Math Help - Evaluating the Integrals

1. Evaluating the Integrals

I've got these two integral problems, and I'm stuck with these.
Can anybody give me some hints for these two questions?

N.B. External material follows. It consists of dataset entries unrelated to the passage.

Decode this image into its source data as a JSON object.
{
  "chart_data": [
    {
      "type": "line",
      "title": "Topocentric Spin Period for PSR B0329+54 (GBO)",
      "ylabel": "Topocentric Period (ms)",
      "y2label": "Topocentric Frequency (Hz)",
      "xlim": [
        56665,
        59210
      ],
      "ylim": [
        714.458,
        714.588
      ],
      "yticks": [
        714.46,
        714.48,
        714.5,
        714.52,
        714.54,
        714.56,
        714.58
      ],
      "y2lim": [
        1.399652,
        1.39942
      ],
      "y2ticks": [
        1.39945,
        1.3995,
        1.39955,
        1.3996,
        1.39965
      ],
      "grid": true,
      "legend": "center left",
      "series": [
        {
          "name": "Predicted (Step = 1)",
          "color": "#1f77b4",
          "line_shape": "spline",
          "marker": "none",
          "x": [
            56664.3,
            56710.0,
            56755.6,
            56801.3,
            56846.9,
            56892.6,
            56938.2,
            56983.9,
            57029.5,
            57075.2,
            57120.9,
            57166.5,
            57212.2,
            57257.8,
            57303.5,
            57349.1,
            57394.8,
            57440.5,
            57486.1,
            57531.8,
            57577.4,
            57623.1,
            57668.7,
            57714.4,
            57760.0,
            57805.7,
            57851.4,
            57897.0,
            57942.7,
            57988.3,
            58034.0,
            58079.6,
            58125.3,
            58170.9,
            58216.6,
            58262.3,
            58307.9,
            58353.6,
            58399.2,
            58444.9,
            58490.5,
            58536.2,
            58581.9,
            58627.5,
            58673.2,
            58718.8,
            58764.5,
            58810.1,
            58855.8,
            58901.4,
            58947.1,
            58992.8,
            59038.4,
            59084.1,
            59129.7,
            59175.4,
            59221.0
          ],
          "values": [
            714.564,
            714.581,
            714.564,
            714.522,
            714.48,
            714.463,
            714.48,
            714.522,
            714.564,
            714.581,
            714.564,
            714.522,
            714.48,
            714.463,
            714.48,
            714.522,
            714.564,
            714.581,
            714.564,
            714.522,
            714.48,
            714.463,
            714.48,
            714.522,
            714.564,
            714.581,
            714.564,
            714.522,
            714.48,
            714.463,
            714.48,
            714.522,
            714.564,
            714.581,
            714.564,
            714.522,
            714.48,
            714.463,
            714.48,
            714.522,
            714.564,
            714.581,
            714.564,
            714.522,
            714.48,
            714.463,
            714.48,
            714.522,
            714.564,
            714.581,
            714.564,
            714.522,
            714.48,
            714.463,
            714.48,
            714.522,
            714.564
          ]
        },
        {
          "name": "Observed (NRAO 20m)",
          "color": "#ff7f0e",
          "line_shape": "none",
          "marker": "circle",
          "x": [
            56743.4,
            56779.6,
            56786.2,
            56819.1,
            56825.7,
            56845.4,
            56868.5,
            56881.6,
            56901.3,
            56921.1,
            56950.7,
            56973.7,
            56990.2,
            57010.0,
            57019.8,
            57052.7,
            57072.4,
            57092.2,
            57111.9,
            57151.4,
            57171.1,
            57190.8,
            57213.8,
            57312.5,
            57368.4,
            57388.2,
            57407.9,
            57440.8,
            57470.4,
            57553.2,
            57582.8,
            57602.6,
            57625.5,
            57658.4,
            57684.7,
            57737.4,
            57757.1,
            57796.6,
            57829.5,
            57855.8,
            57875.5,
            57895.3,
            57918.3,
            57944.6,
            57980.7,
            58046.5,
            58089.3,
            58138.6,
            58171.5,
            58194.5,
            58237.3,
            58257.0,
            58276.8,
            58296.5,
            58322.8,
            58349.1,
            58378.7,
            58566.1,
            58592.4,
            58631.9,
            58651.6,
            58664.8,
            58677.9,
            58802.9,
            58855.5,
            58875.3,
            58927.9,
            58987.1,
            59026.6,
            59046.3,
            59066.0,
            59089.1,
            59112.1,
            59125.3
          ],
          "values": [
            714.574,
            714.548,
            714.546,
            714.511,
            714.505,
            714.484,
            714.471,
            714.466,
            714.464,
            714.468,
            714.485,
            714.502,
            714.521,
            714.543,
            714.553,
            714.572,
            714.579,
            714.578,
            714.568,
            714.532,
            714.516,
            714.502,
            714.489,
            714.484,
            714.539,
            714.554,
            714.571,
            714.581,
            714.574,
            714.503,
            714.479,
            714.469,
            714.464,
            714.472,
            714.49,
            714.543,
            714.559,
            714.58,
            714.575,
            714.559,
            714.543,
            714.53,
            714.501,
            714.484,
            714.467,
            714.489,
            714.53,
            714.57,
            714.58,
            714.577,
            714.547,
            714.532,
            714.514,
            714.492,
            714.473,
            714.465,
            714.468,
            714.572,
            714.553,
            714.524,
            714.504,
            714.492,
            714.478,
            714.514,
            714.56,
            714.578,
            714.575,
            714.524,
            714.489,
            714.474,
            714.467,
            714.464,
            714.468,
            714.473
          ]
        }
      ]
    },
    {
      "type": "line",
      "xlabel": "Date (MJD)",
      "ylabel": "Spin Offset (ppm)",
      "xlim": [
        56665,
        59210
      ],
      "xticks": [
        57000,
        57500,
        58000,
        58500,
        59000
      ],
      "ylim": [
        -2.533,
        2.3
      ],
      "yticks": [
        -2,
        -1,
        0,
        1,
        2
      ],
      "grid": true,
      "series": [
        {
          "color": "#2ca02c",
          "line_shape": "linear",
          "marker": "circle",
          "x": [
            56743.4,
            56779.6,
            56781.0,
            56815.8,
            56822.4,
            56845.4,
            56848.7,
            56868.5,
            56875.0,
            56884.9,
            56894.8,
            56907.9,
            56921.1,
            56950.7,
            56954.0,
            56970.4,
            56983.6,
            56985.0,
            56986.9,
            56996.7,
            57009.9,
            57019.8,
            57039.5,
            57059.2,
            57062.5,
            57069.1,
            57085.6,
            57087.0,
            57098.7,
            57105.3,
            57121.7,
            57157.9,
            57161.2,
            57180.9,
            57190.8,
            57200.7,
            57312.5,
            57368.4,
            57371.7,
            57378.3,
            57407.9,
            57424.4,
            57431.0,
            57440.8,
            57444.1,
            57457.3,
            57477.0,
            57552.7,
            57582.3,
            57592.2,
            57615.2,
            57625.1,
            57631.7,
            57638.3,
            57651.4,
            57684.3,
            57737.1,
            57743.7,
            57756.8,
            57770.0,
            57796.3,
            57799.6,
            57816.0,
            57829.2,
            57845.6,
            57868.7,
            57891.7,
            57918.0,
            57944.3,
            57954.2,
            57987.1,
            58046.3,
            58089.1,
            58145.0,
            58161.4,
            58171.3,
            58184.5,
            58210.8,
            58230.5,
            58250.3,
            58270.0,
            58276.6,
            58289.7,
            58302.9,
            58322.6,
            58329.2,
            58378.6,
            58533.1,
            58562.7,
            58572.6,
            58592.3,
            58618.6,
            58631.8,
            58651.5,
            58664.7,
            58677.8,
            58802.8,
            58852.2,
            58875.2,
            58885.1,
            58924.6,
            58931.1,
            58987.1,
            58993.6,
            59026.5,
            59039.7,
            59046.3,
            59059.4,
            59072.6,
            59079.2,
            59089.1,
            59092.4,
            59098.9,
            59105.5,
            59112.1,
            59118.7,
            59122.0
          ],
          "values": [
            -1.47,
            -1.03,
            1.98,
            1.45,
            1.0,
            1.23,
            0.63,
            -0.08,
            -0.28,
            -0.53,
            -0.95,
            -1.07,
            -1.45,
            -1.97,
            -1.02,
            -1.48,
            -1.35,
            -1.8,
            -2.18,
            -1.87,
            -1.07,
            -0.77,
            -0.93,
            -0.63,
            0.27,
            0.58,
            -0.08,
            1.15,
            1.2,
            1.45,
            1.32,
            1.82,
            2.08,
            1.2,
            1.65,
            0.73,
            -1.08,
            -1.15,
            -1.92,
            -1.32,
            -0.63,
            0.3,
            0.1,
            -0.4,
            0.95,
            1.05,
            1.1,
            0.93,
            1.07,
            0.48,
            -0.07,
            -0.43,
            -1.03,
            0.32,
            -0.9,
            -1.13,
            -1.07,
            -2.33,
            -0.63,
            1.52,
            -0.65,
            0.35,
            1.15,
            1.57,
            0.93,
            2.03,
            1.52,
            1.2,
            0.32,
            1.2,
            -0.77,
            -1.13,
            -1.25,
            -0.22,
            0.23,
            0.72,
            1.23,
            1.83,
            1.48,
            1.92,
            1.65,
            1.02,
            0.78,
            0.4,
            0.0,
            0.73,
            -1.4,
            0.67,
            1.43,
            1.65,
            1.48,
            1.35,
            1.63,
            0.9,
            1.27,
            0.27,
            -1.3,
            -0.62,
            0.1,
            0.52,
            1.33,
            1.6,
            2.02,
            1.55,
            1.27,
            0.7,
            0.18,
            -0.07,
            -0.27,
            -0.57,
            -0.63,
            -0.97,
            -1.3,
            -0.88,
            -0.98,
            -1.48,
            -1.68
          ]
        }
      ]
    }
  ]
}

2. $\int \csc^4{x}\cot^6{x} \, dx$

$\int \csc^2{x}(\cot^2{x}+1)\cot^6{x} \, dx$

$-\int (\cot^8{x} + \cot^6{x})(-\csc^2{x}) \, dx$

$u = \cot{x}$

$du = -\csc^2{x} \, dx$

$-\int (u^8 + u^6) \, du$

3. Originally Posted by Gilvanildo
I've got these two integral problems, and I'm stuck with these.
Can anybody give me some hints for these two questions?
For b), try completing the square in the denominator, then using the substitution $x + 1 = 2\sec{\theta}$.

4. Hello, Gilvanildo!

$(a)\;\int \csc^4\!x\cot^6\!x\,dx$

We have: . $\csc^4\!x\cot^6\!x \;=\;\csc^2\!x\cot^6\!x\,(\csc^2\!x\,dx)$

. . . . . . . . . . . . . . . $= \;(\cot^2\!x+1)\cot^6\!x\,(\csc^2\!x\,dx)$

. . . . . . . . . . . . . . . $= \;(\cot^8\!x + \cot^6\!x)\,(\csc^2\!x\,dx)$

Then we have: . $\int(\cot^8\!x + \cot^6\!x)\,(\csc^2\!x\,dx)$

Let: . $u \,=\,\cot x \quad\Rightarrow\quad dx \,=\,-\csc^2\!x\,dx \quad\Rightarrow\quad \csc^2\!x\,dx \,=\,-du$

. . and substitute . . .

$(b)\;\int\frac{x\,dx}{\sqrt{x^2+2x-3}}$
Under the radical, complete the square: . $\sqrt{x^2+2x-3} \:=\:\sqrt{(x+1)^2 - 4}$

Then we have: . $\int\frac{x\,dx}{\sqrt{(x+1)^2-4}}$

Let: . $x + 1 \:=\:2\sec\theta \quad\Rightarrow \quad dx \:=\:2\sec\theta\tan\theta\,d\theta$

Also: . $x \:=\:2\sec\theta - 1 \quad\hdots\quad \sqrt{(x+1)^2-4} \:=\:2\tan\theta$

Substitute: . $\int\frac{(2\sec\theta-1)(2\sec\theta\tan\theta\,d\theta)}{2\tan\theta} \;=\; \int(2\sec^2\!\theta - \sec\theta)\,d\theta$

Got it?

Edit: Too slow again . . . *blush*
.